Rewia mody i nudy
Najnowsze dzieło Teatru Miniatura miało przełamać schematy i pokazać młodym widzom coś zupełnie nowego. Pierwszy raz na gdańskiej scenie lalek wystąpiła zwierzęca rewia, widowisko zdumiewające swoją barwnością i muzyczną oprawą, a zarazem rozczarowujące brakiem dramaturgii i konkretnego pomysłu na przedstawienie historii mieszkańców zoo.
Materiały promujące spektakl nie kłamały - do Gdańska faktycznie przybyła prawdziwa rewia. Były kolorowe, oświetlone schody. Były przepięknie wykonane, dużych rozmiarów lalki, ubrane w bogato zdobione stroje. Były melodyjne piosenki. Był taniec. Oraz była... nuda. Niestety, dzieci się nudziły, co wyraźnie zakomunikowały - zaczęły w trakcie przedstawienia po prostu rozmawiać. W momencie gdy na scenę wkroczyła dramaturgia, dzieciaki wzięły czynny udział w spektaklu i poświęciły mu swoją uwagę. Gdy odnalazł się zaginiony kangurek, którego losami mali widzowie najwidoczniej mocno się przejęli, na widowni wybuchł krzyk wzniesiony setkami głosów "Pawełeeeekkk!". Nastało cudowne przebudzenie publiczności (aż nauczycielki musiały uciszać podopiecznych). Szkoda, że tylko na chwilę. Bohaterami wzbudzającymi zainteresowanie widzów był również struś Lucek, próbujący w nieudolny sposób dostać się do rewiowego zespołu sław (wreszcie trochę humoru!) oraz goście z zagranicy, operowi śpiewacy, czyli bizon z nosorożcem. Na sali zalegała także na chwilę przejmująca cisza, podczas której wszyscy wstrzymali oddech, niektórzy z przejęcia, inni ze strachu.

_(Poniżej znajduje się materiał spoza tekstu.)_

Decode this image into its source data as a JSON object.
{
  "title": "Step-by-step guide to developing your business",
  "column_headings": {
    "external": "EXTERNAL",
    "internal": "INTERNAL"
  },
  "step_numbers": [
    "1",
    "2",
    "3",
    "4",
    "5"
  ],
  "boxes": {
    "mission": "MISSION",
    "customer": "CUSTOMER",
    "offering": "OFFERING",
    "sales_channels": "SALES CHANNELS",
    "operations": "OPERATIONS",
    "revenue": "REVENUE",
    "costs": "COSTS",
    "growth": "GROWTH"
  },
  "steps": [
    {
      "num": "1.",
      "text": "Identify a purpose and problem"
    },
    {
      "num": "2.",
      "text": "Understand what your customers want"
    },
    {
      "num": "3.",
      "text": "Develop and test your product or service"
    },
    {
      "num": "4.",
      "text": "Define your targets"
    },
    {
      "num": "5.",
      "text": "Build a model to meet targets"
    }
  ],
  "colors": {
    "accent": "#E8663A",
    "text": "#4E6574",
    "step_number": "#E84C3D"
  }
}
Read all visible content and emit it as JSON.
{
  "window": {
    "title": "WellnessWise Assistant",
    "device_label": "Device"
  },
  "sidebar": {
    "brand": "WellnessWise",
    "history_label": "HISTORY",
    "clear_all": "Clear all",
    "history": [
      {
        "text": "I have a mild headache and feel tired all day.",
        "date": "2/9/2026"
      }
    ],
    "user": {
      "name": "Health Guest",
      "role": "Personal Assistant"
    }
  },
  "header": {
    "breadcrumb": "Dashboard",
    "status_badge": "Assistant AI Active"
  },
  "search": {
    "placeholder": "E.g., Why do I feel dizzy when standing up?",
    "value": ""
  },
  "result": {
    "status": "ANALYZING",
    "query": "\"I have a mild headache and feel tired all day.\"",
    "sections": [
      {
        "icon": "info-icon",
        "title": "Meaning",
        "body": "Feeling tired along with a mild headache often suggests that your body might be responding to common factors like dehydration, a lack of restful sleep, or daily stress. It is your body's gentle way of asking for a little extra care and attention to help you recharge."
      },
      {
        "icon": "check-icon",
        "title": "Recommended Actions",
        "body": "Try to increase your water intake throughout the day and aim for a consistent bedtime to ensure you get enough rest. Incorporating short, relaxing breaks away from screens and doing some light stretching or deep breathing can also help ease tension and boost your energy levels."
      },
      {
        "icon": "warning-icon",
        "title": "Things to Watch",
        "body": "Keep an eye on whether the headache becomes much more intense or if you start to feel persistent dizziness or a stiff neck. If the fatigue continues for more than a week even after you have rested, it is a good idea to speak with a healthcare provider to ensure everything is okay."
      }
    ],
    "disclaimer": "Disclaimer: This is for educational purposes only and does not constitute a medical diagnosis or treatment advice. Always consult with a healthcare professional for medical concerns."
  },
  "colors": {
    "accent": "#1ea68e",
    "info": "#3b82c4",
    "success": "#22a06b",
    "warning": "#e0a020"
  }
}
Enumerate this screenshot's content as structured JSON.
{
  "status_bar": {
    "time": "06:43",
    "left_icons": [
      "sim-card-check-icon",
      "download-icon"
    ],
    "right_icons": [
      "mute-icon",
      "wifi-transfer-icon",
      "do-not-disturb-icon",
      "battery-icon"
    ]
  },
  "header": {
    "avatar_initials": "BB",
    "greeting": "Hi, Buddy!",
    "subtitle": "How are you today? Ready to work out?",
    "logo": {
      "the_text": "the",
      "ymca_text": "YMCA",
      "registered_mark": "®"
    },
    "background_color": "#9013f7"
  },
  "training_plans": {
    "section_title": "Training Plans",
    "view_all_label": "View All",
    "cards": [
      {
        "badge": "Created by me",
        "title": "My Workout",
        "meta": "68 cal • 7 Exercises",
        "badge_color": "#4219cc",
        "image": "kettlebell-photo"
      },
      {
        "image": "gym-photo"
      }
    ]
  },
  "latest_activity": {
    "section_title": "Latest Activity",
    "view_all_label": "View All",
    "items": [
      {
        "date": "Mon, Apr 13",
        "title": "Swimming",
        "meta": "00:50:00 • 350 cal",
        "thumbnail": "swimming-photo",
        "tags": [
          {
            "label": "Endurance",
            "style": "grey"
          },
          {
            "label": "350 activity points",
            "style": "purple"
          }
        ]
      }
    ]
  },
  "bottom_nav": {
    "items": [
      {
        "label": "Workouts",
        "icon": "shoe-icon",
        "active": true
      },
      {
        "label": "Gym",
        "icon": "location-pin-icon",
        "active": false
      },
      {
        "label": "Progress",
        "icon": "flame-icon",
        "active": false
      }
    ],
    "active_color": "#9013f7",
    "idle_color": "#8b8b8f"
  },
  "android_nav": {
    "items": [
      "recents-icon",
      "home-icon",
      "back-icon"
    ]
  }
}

Wtedy to wpełzły na scenę fluorescencyjne, ogromne węże, które zahipnotyzowały tańcem publiczność. Szkoda, że reżyser nie poszedł w stronę albo ciągłego zaskakiwania widza, albo w kierunku klasycznego teatru lalek, który opowiadając prostą historię i wykorzystując nawet mało atrakcyjnie wizualnie kukiełki, potrafi zaczarować na czas spektaklu każde dziecko.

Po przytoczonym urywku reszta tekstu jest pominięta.